Na imprensa, colunistas também se dividiram em comentários positivos e negativos à nomeação. "Vou torcer contra o Brasil nos Óscares", titulava a coluna de David Coimbra no jornal Zero Hora, de Porto Alegre.

"Não porque "Democracia em Vertigem" iluda o espetador quanto à forma. Pelo contrário, o filme é bastante sincero, assumida e devotamente pró-PT. Disfarçadamente, porém, não passa de uma peça publicitária do partido e de bajulação a Lula. Sua realizadora, Petra Costa, é "petista-raiz", o que fica claro no enredo, que conta a história da relação da família dela com o partido. E, não por acaso, a família em questão chama-se Andrade Gutierrez, que tanto se revigorou no dinheiro do contribuinte brasileiro nos governos petistas".

"O documentário é de uma desonestidade assombrosa. A começar pelo título. A democracia brasileira não está em processo de queda. Ao contrário: nunca esteve tão forte. Tanto que mesmo um presidente antidemocrático, truculento e grosseiro, como Bolsonaro, tem de se submeter a ela", conclui o jornalista.

Ranier Bragon, articulista do Folha de S. Paulo, concede que "o documentário tem ingenuidades e alguns delírios esquerdistas, como o de sempre culpar a imprensa pelos males do mundo". "Apesar disso, tem muita qualidade técnica, registos históricos de bastidor e, talvez o maior mérito, foge da comum armadilha de forjar equilíbrio onde há tudo menos equilíbrio. O filme tem lado e pode ser o mais condizente com a história toda".

Ouvida pela imprensa brasileira, a autora disse que ela e a equipa estão "absolutamente extasiados por nossos colegas terem reconhecido a urgência deste filme". "Numa época em que a extrema direita está se espalhando como uma epidemia, esperamos que este filme possa nos ajudar a entender como é crucial proteger as nossas democracias".

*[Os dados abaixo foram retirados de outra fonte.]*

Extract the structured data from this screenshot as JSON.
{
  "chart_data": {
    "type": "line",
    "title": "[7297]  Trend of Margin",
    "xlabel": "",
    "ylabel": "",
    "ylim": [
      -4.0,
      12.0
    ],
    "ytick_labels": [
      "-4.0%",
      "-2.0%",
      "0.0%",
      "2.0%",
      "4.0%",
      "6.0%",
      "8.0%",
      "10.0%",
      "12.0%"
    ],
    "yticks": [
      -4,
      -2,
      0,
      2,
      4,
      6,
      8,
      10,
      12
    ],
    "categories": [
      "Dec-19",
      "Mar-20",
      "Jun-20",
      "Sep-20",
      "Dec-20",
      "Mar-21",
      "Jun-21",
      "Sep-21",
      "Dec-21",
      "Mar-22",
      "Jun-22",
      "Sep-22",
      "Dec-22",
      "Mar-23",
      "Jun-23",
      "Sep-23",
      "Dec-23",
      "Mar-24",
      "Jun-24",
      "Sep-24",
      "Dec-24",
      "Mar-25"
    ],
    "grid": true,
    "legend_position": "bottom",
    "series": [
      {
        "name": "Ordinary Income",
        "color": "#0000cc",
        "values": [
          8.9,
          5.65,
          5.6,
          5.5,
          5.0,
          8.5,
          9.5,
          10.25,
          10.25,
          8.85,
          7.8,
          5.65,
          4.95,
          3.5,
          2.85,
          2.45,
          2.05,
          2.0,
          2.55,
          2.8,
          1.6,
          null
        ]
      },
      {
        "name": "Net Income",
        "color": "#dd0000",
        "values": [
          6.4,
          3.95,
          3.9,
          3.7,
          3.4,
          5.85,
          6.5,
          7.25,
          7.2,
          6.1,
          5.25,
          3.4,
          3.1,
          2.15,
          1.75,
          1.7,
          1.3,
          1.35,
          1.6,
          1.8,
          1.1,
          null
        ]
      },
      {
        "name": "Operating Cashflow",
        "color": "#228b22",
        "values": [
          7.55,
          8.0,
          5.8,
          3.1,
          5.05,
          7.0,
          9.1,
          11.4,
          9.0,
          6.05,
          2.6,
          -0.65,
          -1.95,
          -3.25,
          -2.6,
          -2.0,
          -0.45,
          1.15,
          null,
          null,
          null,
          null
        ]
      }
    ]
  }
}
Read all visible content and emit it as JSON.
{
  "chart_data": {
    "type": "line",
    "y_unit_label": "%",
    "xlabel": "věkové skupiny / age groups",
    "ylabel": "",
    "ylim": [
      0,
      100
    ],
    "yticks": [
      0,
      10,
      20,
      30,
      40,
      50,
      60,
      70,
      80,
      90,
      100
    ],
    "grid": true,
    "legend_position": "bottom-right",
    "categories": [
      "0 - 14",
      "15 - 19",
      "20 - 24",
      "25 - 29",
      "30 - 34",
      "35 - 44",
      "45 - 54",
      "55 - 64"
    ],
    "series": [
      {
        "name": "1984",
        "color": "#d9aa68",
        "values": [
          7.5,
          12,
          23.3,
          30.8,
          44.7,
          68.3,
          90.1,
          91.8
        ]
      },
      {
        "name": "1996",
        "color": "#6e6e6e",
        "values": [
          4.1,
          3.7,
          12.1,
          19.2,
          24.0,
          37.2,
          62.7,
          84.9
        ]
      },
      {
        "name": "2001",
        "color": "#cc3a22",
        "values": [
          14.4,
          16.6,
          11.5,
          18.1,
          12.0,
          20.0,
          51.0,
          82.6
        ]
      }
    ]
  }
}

No quarto documentário da sua carreira, Petra Costa, 36 anos, mistura a narrativa do processo de impeachment de Dilma, conduzido pelo então presidente da Câmara dos Deputados Eduardo Cunha, com detalhes da sua vida pessoal, como a de ser herdeira de uma construtora envolvida na Lava-Jato, a Andrade Gutierrez, e filha de dois opositores da ditadura militar brasileira (1964-1985).

Acusada de praticar pedaladas fiscais (manobras orçamentais), Dilma foi destituída da presidência após votações nesse sentido na Câmara dos Deputados e no Senado Federal ao longo de 2016 e substituída, conforme a constituição, por Temer. Após o seu mandato de cerca de dois anos, Temer deu lugar a Jair Bolsonaro, eleito, em outubro de 2018, presidente da República.